Well your just going to to have to get a 3D solid metal printer
I use these on a couple of my rads via sonoff. They work well
Those are for thermostatic valves.
Did you print it solid? or with an infill? Where did it break?
I don't think so, they are on/off valves controlled by the applied voltage, however I think they work by heating wax which melts and the expansion/contraction is used to drive the valve. This means they are very slow (3 minutes in the spec) so they are not ideal if you are looking for good control. It does not rule them out but means you cannot do just a short pulse of heat to keep a radiator just warm.
The documentation on amazon shows that it pushes in a piston and states that it is for thermostatic valve. mine needs to turn, plus mine has a weird mounting point.
@bakman2, would a heavy duty servo work?, it would give you finer control too.
That means that it is for a valve that is compatible with a thermostatic valve head. You are right that it doesn't do what you want as you need a rotary drive.
One of the issues is that you need a spring somewhere in the system so that the drive can 'overdrive' it closed and the spring will absorb the excess travel.
Good point Colin.

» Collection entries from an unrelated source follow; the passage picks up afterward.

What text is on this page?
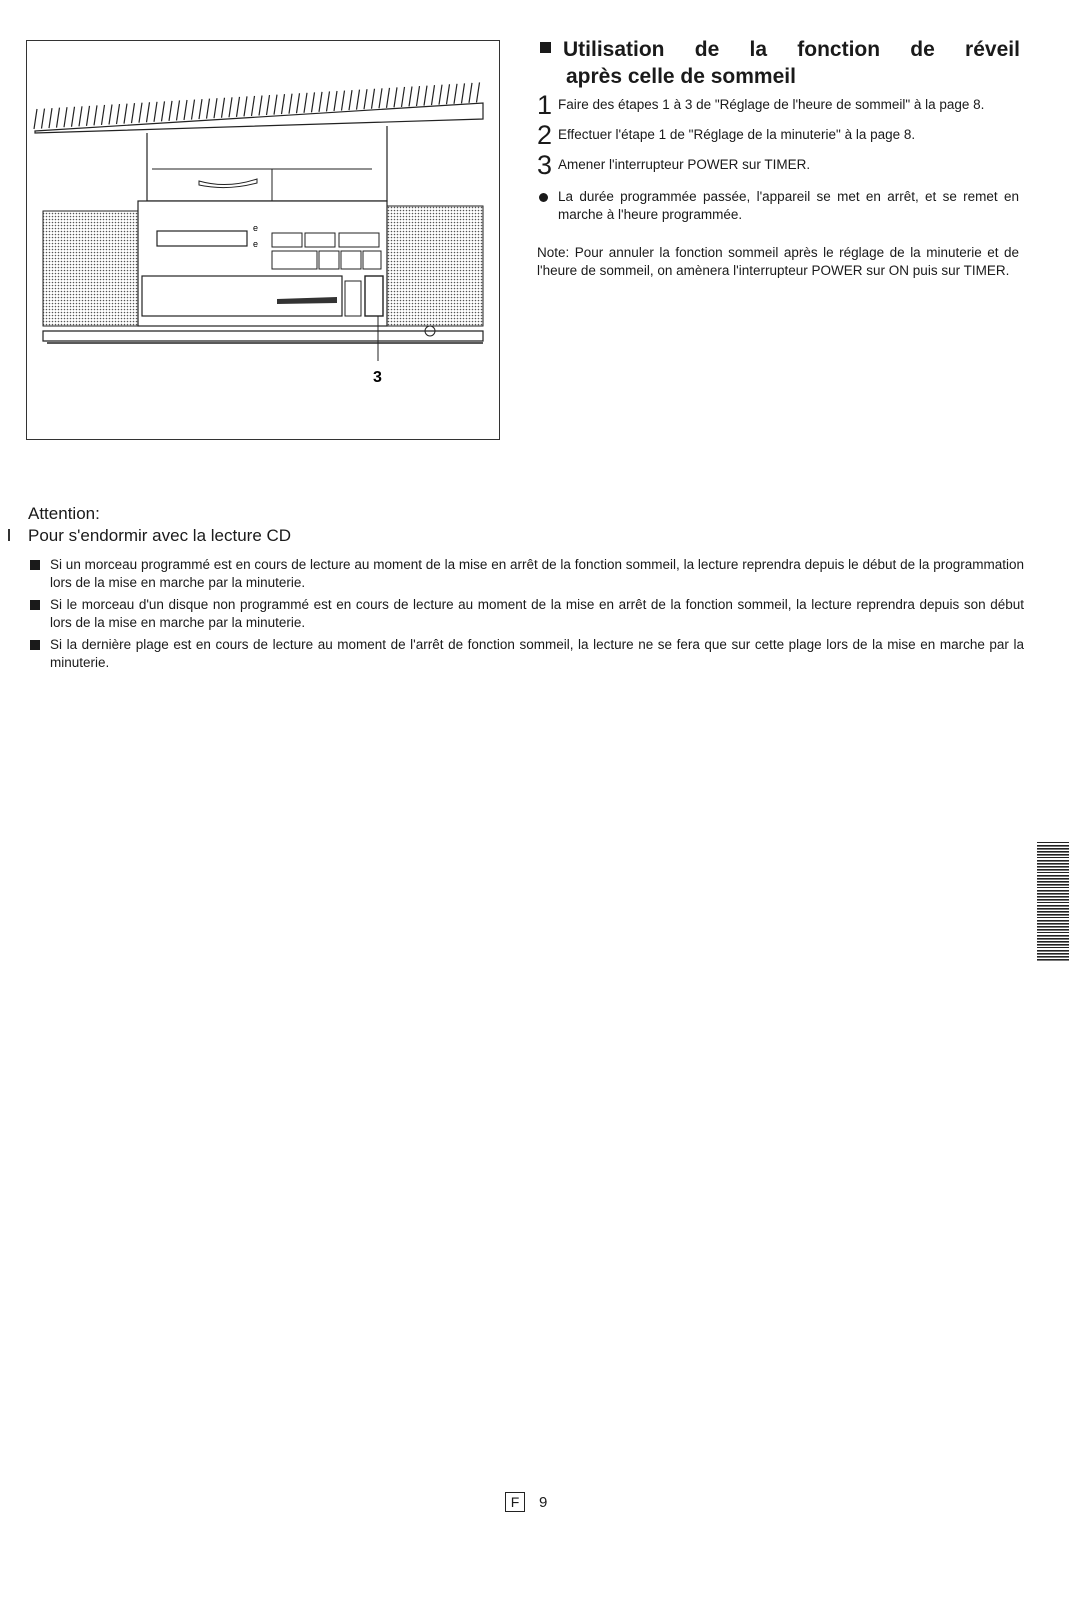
e
e
3
Utilisation de la fonction de réveil
après celle de sommeil
1 Faire des étapes 1 à 3 de "Réglage de l'heure de sommeil" à la page 8.
2 Effectuer l'étape 1 de "Réglage de la minuterie" à la page 8.
3 Amener l'interrupteur POWER sur TIMER.
La durée programmée passée, l'appareil se met en arrêt, et se remet en marche à l'heure programmée.
Note: Pour annuler la fonction sommeil après le réglage de la minuterie et de l'heure de sommeil, on amènera l'interrupteur POWER sur ON puis sur TIMER.
Attention:
Pour s'endormir avec la lecture CD
Si un morceau programmé est en cours de lecture au moment de la mise en arrêt de la fonction sommeil, la lecture reprendra depuis le début de la programmation lors de la mise en marche par la minuterie.
Si le morceau d'un disque non programmé est en cours de lecture au moment de la mise en arrêt de la fonction sommeil, la lecture reprendra depuis son début lors de la mise en marche par la minuterie.
Si la dernière plage est en cours de lecture au moment de l'arrêt de fonction sommeil, la lecture ne se fera que sur cette plage lors de la mise en marche par la minuterie.
F	9
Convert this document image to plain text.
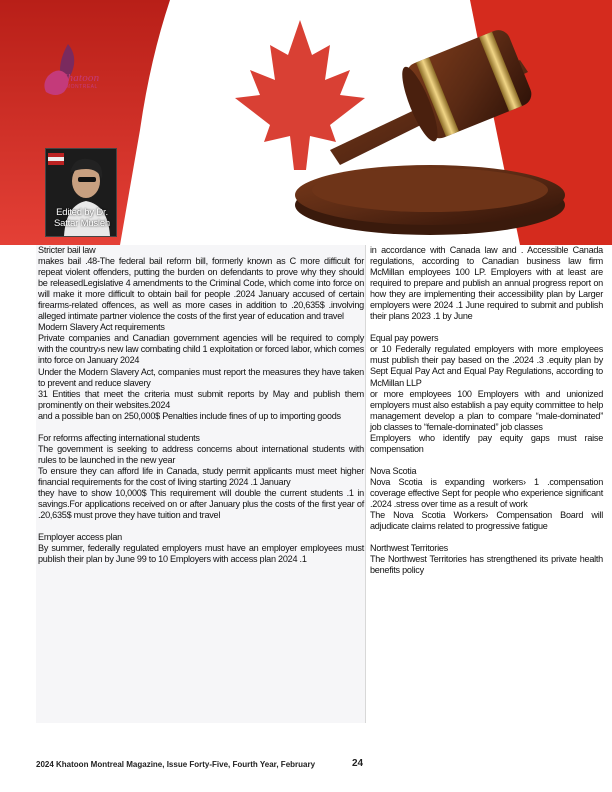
Khatoon
MONTREAL
Edited by Dr.
Sattar Musleh

Stricter bail law

makes bail .48-The federal bail reform bill, formerly known as C more difficult for repeat violent offenders, putting the burden on defendants to prove why they should be releasedLegislative 4 amendments to the Criminal Code, which come into force on will make it more difficult to obtain bail for people .2024 January accused of certain firearms-related offences, as well as more cases in addition to .20,635$ .involving alleged intimate partner violence the costs of the first year of education and travel

Modern Slavery Act requirements

Private companies and Canadian government agencies will be required to comply with the country›s new law combating child 1 exploitation or forced labor, which comes into force on January 2024

Under the Modern Slavery Act, companies must report the measures they have taken to prevent and reduce slavery

31 Entities that meet the criteria must submit reports by May and publish them prominently on their websites.2024

and a possible ban on 250,000$ Penalties include fines of up to importing goods

For reforms affecting international students

The government is seeking to address concerns about international students with rules to be launched in the new year

To ensure they can afford life in Canada, study permit applicants must meet higher financial requirements for the cost of living starting 2024 .1 January

they have to show 10,000$ This requirement will double the current students .1 in savings.For applications received on or after January plus the costs of the first year of .20,635$ must prove they have tuition and travel

Employer access plan

By summer, federally regulated employers must have an employer employees must publish their plan by June 99 to 10 Employers with access plan 2024 .1

in accordance with Canada law and . Accessible Canada regulations, according to Canadian business law firm McMillan employees 100 LP. Employers with at least are required to prepare and publish an annual progress report on how they are implementing their accessibility plan by Larger employers were 2024 .1 June required to submit and publish their plans 2023 .1 by June

Equal pay powers

or 10 Federally regulated employers with more employees must publish their pay based on the .2024 .3 .equity plan by Sept Equal Pay Act and Equal Pay Regulations, according to McMillan LLP

or more employees 100 Employers with and unionized employers must also establish a pay equity committee to help management develop a plan to compare “male-dominated” job classes to “female-dominated” job classes

Employers who identify pay equity gaps must raise compensation

Nova Scotia

Nova Scotia is expanding workers› 1 .compensation coverage effective Sept for people who experience significant .2024 .stress over time as a result of work

The Nova Scotia Workers› Compensation Board will adjudicate claims related to progressive fatigue

Northwest Territories

The Northwest Territories has strengthened its private health benefits policy

2024 Khatoon Montreal Magazine, Issue Forty-Five, Fourth Year, February	24
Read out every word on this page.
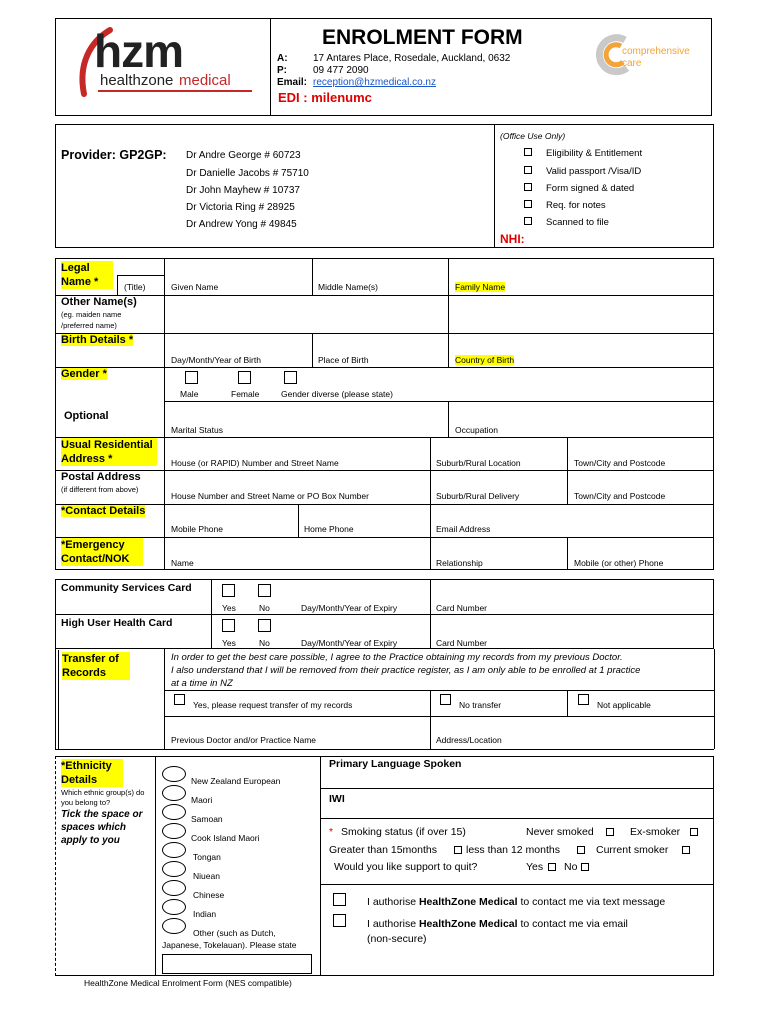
hzm
healthzone medical
ENROLMENT FORM
A:	17 Antares Place, Rosedale, Auckland, 0632
P:	09 477 2090
Email: reception@hzmedical.co.nz
EDI : milenumc
comprehensive
care
Provider: GP2GP: Dr Andre George # 60723
Dr Danielle Jacobs # 75710
Dr John Mayhew # 10737
Dr Victoria Ring # 28925
Dr Andrew Yong # 49845
(Office Use Only)
Eligibility & Entitlement
Valid passport /Visa/ID
Form signed & dated
Req. for notes
Scanned to file
NHI:
Legal Name *	(Title)	Given Name	Middle Name(s)	Family Name
Other Name(s)
(eg. maiden name /preferred name)
Birth Details *
Day/Month/Year of Birth	Place of Birth	Country of Birth
Gender *
Male	Female	Gender diverse (please state)
Optional
Marital Status	Occupation
Usual Residential Address *	House (or RAPID) Number and Street Name	Suburb/Rural Location	Town/City and Postcode
Postal Address
(if different from above)
House Number and Street Name or PO Box Number	Suburb/Rural Delivery	Town/City and Postcode
*Contact Details
Mobile Phone	Home Phone	Email Address
*Emergency Contact/NOK	Name	Relationship	Mobile (or other) Phone
Community Services Card
Yes	No	Day/Month/Year of Expiry	Card Number
High User Health Card
Yes	No	Day/Month/Year of Expiry	Card Number
Transfer of Records
In order to get the best care possible, I agree to the Practice obtaining my records from my previous Doctor.
I also understand that I will be removed from their practice register, as I am only able to be enrolled at 1 practice
at a time in NZ
Yes, please request transfer of my records	No transfer	Not applicable
Previous Doctor and/or Practice Name	Address/Location
*Ethnicity Details
Which ethnic group(s) do you belong to?
Tick the space or spaces which apply to you
New Zealand European
Maori
Samoan
Cook Island Maori
Tongan
Niuean
Chinese
Indian
Other (such as Dutch,
Japanese, Tokelauan). Please state
Primary Language Spoken
IWI
* Smoking status (if over 15)	Never smoked	Ex-smoker
Greater than 15months	less than 12 months	Current smoker
Would you like support to quit?	Yes No
I authorise HealthZone Medical to contact me via text message
I authorise HealthZone Medical to contact me via email
(non-secure)
HealthZone Medical Enrolment Form (NES compatible)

Now if every house had a supply of compressed air it would be much easier
Though actually, having said that, some of the commercial products use a low power geared stepper motor that is just driven till it stalls and is left stalled while the valve is open, then has a spring which unwinds it when the power is switched off and closes the valve. These ones, for example, work like that. They need a valve that opens/closes in 90 degrees or thereabouts.
Ah yes, have one in the airing cupboard controlling the diverter valve.
That is exactly how my valve now works.
@zenofmud yes 100% infill, problem is that the moint point also gets very hot so every time it opens/closes, more wiggleroom gets added. Metal will be the only solution.
Maybe a metal inlay into the printed piece??
No chance of adapting a standard spanner / Wrench?
Yes i have to find one that fits nicely in the right angle.